U.S. District Court for the NMI Chief Judge Ramona V. Manglona approved the agreement on Friday. As part of the deal, the judge will hold the case against Blyth in abeyance for up to 18 months.
If he meets all the conditions of the agreement, the U.S. government would drop all charges against him.
The information was filed in court on Feb. 7. Manglona unsealed the information on Feb. 10.
The information charged Blyth with conspiracy to cause a financial institution to fail to file a currency transaction report, causing a financial institution to fail to file a suspicious activity report, and failure to maintain an effective anti-money laundering program; aiding and abetting.

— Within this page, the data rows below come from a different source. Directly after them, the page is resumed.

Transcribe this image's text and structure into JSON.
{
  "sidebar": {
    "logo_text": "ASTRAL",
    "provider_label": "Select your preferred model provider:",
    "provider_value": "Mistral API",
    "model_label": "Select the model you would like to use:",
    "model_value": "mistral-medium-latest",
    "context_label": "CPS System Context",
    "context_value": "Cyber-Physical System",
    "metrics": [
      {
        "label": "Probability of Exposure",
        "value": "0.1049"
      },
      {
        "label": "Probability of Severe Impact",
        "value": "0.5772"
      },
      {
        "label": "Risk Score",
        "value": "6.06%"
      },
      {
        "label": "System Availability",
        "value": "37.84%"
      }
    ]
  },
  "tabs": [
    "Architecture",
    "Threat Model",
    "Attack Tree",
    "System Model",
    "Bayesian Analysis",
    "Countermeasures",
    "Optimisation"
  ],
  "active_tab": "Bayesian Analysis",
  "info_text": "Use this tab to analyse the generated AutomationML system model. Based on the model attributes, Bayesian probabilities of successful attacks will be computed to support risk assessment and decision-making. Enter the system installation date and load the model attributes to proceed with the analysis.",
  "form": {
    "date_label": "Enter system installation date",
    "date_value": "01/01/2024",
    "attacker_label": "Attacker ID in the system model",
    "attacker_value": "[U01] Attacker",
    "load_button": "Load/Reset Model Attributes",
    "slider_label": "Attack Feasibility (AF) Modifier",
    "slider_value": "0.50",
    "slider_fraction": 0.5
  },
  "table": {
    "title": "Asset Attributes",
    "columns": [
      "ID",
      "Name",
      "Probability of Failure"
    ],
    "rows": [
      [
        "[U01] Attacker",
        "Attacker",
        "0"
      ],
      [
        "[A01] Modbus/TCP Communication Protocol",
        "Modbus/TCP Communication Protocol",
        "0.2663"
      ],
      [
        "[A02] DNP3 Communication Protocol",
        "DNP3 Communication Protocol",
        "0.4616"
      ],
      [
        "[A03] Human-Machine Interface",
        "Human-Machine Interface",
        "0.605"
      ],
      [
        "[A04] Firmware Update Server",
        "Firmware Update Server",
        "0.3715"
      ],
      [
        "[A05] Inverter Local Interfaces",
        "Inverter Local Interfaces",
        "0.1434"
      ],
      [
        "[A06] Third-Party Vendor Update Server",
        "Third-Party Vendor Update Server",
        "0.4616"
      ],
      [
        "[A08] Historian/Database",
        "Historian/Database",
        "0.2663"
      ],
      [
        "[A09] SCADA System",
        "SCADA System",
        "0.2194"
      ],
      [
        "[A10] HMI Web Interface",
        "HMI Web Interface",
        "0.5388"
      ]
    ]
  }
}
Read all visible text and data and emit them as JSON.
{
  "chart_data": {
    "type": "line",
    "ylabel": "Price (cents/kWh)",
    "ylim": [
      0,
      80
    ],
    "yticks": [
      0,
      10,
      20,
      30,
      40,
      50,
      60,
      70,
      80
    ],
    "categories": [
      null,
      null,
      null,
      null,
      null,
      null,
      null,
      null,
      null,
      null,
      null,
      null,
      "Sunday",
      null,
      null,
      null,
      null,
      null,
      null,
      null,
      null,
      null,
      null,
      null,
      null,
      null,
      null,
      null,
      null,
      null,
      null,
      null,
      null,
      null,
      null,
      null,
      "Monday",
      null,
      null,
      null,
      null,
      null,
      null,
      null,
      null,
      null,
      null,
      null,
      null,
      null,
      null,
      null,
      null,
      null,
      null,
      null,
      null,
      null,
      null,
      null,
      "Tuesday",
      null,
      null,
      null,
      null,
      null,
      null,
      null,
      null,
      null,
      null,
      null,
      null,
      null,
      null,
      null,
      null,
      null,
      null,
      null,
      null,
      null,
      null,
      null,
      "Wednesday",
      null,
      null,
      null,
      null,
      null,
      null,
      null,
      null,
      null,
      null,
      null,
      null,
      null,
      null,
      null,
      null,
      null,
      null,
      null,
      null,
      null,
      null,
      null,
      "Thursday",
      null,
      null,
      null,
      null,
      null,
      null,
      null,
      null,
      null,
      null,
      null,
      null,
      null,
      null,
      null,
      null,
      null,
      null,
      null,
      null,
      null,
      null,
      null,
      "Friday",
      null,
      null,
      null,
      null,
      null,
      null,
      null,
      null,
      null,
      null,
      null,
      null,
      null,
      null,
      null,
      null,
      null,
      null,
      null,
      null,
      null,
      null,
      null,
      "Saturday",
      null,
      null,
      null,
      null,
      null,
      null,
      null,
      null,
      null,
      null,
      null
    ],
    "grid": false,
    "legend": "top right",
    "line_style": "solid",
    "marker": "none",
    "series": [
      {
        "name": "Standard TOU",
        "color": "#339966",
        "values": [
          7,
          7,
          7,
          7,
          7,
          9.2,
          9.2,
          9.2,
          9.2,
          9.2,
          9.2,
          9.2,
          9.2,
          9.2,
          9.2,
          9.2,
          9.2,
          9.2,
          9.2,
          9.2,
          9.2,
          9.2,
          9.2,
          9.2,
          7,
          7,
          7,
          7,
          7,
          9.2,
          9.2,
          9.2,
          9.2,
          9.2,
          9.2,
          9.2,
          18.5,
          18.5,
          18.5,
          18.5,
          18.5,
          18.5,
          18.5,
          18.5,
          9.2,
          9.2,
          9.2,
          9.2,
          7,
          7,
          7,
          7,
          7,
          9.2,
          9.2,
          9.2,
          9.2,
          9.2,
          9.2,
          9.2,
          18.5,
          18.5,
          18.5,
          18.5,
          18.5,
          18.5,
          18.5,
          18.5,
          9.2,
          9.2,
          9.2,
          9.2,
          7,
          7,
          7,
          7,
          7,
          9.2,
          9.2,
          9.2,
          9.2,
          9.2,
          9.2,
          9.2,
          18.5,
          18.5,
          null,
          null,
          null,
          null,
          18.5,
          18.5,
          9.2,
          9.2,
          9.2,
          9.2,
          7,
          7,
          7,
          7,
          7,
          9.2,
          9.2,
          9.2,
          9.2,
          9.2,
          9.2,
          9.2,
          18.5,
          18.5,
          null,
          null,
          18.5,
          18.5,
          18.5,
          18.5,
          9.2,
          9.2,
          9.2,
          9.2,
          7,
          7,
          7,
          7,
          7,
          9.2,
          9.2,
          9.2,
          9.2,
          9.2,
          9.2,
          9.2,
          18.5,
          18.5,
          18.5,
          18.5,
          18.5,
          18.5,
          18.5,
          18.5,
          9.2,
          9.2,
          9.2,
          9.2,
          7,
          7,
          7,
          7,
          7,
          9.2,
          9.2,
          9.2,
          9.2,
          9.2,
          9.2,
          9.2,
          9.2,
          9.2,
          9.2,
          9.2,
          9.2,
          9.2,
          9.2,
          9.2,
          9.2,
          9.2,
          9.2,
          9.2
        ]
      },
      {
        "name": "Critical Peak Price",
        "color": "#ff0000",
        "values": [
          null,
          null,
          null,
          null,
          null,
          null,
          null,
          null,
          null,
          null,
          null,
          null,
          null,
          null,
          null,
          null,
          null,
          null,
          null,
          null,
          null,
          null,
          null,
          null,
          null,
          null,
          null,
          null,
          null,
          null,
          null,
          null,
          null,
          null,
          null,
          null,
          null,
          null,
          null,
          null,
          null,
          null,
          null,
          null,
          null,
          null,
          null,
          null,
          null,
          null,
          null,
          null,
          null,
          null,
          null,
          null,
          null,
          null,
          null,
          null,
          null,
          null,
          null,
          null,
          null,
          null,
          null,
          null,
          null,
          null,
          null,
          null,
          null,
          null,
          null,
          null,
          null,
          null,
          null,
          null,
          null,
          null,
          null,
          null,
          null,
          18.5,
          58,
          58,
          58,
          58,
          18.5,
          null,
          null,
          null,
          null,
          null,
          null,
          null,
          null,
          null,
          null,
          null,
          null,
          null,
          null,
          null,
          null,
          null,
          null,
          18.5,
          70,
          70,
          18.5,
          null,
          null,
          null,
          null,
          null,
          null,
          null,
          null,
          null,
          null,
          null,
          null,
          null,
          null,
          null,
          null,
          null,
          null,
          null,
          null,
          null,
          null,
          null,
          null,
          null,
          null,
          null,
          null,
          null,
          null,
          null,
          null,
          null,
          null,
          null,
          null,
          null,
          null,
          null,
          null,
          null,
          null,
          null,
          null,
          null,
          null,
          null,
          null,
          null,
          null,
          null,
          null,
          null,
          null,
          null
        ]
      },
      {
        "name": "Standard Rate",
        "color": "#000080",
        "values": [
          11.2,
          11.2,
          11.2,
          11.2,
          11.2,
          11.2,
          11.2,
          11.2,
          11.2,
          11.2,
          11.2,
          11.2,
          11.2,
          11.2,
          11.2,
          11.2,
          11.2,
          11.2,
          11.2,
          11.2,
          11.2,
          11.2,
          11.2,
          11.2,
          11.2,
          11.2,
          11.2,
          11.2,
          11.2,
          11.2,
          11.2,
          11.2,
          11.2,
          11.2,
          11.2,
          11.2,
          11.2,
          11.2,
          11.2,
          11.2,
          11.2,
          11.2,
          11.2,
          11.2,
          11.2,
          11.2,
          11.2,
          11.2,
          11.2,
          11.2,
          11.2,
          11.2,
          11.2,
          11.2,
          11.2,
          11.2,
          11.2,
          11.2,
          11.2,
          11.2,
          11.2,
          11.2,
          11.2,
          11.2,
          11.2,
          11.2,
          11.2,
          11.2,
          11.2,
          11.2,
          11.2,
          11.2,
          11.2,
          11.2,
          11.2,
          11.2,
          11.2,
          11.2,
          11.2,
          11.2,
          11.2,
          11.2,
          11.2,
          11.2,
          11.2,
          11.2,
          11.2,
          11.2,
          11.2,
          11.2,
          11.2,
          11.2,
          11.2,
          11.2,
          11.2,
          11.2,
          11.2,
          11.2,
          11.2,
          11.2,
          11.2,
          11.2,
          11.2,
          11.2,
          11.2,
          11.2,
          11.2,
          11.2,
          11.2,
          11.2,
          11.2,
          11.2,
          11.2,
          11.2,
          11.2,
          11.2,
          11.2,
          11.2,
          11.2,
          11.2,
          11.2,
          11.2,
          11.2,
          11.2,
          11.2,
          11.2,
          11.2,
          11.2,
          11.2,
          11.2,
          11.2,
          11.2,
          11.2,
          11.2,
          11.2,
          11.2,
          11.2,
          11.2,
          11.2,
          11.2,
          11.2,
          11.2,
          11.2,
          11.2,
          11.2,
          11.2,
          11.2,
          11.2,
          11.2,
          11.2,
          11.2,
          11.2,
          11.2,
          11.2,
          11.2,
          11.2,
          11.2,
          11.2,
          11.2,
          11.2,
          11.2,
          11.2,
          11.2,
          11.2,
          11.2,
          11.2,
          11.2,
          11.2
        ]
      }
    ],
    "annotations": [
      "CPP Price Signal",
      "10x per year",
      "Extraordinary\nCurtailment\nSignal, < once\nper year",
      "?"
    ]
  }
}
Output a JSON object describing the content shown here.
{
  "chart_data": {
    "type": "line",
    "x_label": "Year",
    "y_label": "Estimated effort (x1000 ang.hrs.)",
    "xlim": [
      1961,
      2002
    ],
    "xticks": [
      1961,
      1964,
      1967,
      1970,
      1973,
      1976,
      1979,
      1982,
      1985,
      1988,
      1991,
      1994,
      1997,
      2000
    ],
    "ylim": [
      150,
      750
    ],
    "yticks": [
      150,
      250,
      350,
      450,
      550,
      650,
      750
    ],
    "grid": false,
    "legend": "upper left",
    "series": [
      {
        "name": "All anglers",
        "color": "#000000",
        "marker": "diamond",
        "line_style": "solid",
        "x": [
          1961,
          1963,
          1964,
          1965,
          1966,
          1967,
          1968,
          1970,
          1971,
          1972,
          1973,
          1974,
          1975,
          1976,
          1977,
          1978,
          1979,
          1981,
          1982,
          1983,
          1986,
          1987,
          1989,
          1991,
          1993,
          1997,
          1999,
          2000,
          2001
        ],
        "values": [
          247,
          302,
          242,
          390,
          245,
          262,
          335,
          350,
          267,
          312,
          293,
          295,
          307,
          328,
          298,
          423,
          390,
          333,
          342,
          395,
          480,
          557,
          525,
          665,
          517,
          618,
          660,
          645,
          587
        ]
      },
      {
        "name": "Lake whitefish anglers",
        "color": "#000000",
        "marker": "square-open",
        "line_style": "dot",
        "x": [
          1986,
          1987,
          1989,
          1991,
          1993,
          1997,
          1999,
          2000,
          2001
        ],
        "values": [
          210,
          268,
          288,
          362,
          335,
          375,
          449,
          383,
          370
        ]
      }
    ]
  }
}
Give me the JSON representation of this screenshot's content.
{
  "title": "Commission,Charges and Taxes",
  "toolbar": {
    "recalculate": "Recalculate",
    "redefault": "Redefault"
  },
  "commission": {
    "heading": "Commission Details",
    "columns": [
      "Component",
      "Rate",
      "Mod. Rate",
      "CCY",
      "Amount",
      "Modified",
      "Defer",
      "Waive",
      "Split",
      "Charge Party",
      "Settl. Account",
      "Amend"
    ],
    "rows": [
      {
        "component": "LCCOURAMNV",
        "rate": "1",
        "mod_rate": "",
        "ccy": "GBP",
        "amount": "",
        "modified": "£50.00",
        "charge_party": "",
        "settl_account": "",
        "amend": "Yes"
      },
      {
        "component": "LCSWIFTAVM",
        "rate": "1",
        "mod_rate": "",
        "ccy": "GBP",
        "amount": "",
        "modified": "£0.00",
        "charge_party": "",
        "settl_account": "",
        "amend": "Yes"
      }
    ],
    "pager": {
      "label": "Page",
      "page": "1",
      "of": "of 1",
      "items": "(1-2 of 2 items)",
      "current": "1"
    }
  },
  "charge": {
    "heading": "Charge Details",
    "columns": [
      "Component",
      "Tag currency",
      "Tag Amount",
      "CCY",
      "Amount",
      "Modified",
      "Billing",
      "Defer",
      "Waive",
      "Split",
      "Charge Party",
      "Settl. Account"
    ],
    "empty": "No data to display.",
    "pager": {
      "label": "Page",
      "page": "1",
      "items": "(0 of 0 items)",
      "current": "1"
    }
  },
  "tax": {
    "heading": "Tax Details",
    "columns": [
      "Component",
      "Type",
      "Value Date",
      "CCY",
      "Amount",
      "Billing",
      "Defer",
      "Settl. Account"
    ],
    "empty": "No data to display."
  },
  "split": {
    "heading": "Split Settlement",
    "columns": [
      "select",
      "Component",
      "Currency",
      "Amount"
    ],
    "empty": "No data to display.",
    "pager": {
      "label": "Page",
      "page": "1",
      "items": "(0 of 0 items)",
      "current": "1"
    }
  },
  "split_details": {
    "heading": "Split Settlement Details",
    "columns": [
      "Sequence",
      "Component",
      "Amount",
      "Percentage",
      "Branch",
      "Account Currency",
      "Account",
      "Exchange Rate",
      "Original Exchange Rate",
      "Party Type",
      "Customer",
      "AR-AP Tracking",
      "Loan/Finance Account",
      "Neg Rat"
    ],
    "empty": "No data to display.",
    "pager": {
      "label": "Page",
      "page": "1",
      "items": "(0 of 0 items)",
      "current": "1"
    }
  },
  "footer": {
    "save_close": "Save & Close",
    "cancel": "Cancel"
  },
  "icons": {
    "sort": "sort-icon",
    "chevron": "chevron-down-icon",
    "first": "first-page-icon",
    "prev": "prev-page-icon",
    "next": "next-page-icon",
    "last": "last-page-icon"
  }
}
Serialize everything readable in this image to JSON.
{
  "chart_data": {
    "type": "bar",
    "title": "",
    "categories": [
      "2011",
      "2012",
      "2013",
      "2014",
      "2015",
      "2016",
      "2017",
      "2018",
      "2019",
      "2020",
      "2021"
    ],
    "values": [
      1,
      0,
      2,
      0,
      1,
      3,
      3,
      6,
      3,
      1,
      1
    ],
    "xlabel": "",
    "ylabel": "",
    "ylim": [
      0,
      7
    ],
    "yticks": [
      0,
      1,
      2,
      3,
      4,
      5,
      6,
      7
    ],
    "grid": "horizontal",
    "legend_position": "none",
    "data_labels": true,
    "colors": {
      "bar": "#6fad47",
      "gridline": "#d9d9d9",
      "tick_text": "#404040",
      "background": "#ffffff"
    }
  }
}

The indictment, which was filed on May 9, 2013, charged Blyth, Hong Kong Entertainment (Overseas) Investments, Ltd., which owns Tinian Dynasty; and VIP services manager George Que with one count of conspiracy to cause a financial institution to fail to file a currency transaction report and nine counts of causing a financial institution to fail to file a currency transaction
The defendants allegedly conspired to allow gamblers to conduct transactions involving more than $10,000 without filing with the U.S. government the required paperwork, called Currency Transaction Reports, from September 2009 to the present.
Federal law requires that a CTR be filed with the Internal Revenue Service by financial institutions, including casinos, for any cash transaction over $10,000.